Confidence is King with Drivers
What I’m really building in drivers is confidence—real, unshakeable confidence. And I do this through driving skills, because skills are the foundation for confidence. Winning races requires skill, but skill alone isn’t the end goal. The real aim is to use those skills to make drivers genuinely confident in themselves.
Confidence comes from three key areas: skills, self-efficacy, and self-esteem. All three are essential, and they work together to create a driver who’s borderline arrogant—super confident in their ability to take on anything.
1. The Easy Bit - Building Driving Skills
Skills are the starting point because they’re the easiest to build. When I work with a driver, I help them break down specific techniques, like how to feel the braking point, hit the brakes hard, and control a braking-induced slide. These are things they can practise and master until they have breakthrough moments where they think, “Wow, I didn’t think I could do that.”
It might be something as simple as backing a kart into a corner. The moment a driver nails it for the first time, their belief in themselves starts to grow.
2. Where it Gets Tricky - Developing Self-Efficacy
Self-efficacy is the belief that you can use your skills to achieve a specific outcome in a given situation. It’s not just about having the skill; it’s about trusting that the skill will work when it counts. For example, a driver might be wicked on the brakes, but if they don’t believe they can use that skill to overtake another driver, they’ll hold back.
A lot of the time, I’ll hear people say, “My driver’s brilliant on the brakes, but they won’t chuck it up the inside.” That’s low self-efficacy. It’s separate from the skill itself, but just as important.
To build self-efficacy, I’ll help drivers break a move like overtaking into smaller components. They need to understand the rules of engagement—things like positioning, where to look, how to assess another driver’s weaknesses, and how to control a kart at an apex. As they piece these together, they start to see how their skills add up and realise they can do it.
Sometimes it takes showing them video footage of another driver doing something similar, pointing out how the move mirrors what they’re already capable of. That can be the moment the dam breaks, and their belief in their ability to use their skills properly floods in.
3. Drivers Must Believe They Deserve To Win - Building Self-Esteem
Self-esteem is how much a driver values themselves overall. This is crucial in racing because you’re not just trying to win—you’re trying to take victories from others. You’ve got to believe you deserve to beat them.
It’s not about snobbery. It’s about certainty. A driver with high self-esteem will think, “I’m better than you, I’m faster than you, and I’m going to win this race.” That belief has to be immediate and unshakable because racing is a high-stakes environment.

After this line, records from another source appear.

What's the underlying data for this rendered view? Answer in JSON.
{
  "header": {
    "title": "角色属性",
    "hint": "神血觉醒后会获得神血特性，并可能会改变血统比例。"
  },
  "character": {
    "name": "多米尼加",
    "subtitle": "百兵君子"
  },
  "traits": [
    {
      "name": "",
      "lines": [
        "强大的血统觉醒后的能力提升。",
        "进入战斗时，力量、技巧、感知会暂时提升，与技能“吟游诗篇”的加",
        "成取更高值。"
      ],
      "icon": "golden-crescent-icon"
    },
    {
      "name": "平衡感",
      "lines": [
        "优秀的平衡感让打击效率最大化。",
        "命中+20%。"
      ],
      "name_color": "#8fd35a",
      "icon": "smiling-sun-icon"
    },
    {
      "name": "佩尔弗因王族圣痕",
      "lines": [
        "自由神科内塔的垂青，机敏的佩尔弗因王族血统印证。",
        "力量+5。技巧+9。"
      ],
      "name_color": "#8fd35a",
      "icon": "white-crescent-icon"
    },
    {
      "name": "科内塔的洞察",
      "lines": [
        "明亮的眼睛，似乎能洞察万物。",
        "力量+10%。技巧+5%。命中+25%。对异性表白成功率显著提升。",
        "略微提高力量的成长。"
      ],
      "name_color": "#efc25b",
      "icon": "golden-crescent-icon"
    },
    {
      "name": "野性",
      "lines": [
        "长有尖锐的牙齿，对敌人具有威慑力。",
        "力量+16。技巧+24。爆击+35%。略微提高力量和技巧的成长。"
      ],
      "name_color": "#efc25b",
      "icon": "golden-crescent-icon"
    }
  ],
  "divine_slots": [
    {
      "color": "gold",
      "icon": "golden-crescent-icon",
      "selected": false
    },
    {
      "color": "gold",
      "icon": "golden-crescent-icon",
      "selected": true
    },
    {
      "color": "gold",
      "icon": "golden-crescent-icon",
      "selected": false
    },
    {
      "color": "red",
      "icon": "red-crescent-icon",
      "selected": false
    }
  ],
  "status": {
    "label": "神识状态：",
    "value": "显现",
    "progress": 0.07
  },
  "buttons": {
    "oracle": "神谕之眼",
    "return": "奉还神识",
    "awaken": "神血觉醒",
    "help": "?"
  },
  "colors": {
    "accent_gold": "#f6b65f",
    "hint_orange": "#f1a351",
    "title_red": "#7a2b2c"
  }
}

If a driver doesn’t value themselves enough, it’s easy to back out of moves or psych themselves out by focusing on how great other drivers seem. They’ll look at their opponents, their teams, or their equipment and think, “How can I possibly go up against them?” That mindset undermines everything.
When you build up a driver’s self-esteem, they start to see that they’re capable and worthy. They don’t hesitate to make decisions or take risks. That’s when their confidence becomes second nature, and they start winning races instinctively.